Francesco Bonfio, enotecario e presidente dell'Associazione Italiana Enotecari Professionisti, ha condiviso il seguente ricordo di Giorgio.

   Giorgio era un enologo straordinariamente talentuoso, un assaggiatore tecnico estremamente dotato e un gastronome altamente colto. La sua scomparsa lascia un vuoto insostituibile nel mondo del vino italiano e internazionale.

    Tra i tanti ricordi di lui, questo si distingue: nel 1983 conobbe André Tchelistcheff e gli fece assaggiare il suo Pinot Bianco dell'Alto Adige del 1961 (Sud Tiroler Weissburgunder). Dopo aver assaggiato il vino, l'enologo russo, creatore di ottimi vini in California, si inginocchiò davanti a lui.

    La sua esperienza tecnica ha permesso di unire il rigore scientifico con il genio. La sua cultura umanistica gli ha permesso di giudicare la qualità di un vino o di un piatto non solo in termini di organolettica, ma anche in termini di armonia, equilibrio, raffinatezza ed eleganza.

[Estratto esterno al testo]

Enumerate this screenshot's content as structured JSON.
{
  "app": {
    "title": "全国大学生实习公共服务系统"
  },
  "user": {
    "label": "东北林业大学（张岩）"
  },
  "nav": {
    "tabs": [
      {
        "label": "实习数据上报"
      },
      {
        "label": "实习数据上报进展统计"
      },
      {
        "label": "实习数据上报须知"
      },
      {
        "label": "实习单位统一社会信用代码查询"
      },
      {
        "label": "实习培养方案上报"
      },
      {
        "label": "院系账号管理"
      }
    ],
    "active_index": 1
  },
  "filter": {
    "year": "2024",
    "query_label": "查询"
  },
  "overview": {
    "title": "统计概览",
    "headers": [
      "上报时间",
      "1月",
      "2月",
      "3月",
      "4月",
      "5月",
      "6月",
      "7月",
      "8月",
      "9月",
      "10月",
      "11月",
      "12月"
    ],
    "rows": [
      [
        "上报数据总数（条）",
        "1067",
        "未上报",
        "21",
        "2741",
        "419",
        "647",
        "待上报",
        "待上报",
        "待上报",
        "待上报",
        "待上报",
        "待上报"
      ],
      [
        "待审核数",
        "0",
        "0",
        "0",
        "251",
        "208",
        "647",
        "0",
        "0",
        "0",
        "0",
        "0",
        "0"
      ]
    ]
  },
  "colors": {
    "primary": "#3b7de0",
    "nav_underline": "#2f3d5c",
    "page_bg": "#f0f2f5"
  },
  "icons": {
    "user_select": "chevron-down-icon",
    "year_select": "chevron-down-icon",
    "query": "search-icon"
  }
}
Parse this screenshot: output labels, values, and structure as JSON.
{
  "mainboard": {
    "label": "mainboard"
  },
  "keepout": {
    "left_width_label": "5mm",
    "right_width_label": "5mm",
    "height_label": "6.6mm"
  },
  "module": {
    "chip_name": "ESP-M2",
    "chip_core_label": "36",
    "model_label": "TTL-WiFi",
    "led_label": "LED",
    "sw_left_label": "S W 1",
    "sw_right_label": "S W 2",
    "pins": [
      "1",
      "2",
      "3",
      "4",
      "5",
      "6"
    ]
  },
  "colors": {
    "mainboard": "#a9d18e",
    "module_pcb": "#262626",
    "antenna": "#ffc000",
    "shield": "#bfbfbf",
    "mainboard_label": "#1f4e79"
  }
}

    Come tutte le persone di "carattere", era un personaggio con una personalità forte ed autorevole. Non ha mai evitato di condividere la sua opinione, anche di fronte alla presunta autorità. Non ha mai esitato a sottolineare i difetti di qualcuno, che sia uno chef o un enologo. Acclamato, amato, odiato, riverito, a volte difficile da sopportare, una fonte infinita di invidia - e gli piaceva tutto. Andare contro corrente è stato il suo capriccio, ma ha anche svelato la sua apertura intellettuale e la sua poliedrica capacità di affrontare qualsiasi problema da tutte le prospettive.

    Non è mai arrivato in tempo. E a volte non si è presentato affatto. Aveva una curiosità inesorabile, insaziabile. Nello stesso tavolo, poteva parlare di biotecnologia, elementi di gusto, corse automobilistiche e Bolzano. Era un mitteleuropeo che parlava fluentemente inglese, francese, tedesco e italiano. Chi lo ha conosciuto sarà sempre orgoglioso di aver goduto di questo privilegio. E lo onorerà continuando a seguire i suoi insegnamenti.

Coloro che lo hanno conosciuto hanno perso molto con la sua morte. Nel mondo dell'enogastronomia, se non sai chi sia Giorgio Grai, stai chiaramente perdendo qualcosa. Ma non averlo conosciuto è un difetto per il quale non esiste un rimedio.

Sit tibi terra levis Giorgio. Ci mancherai molto.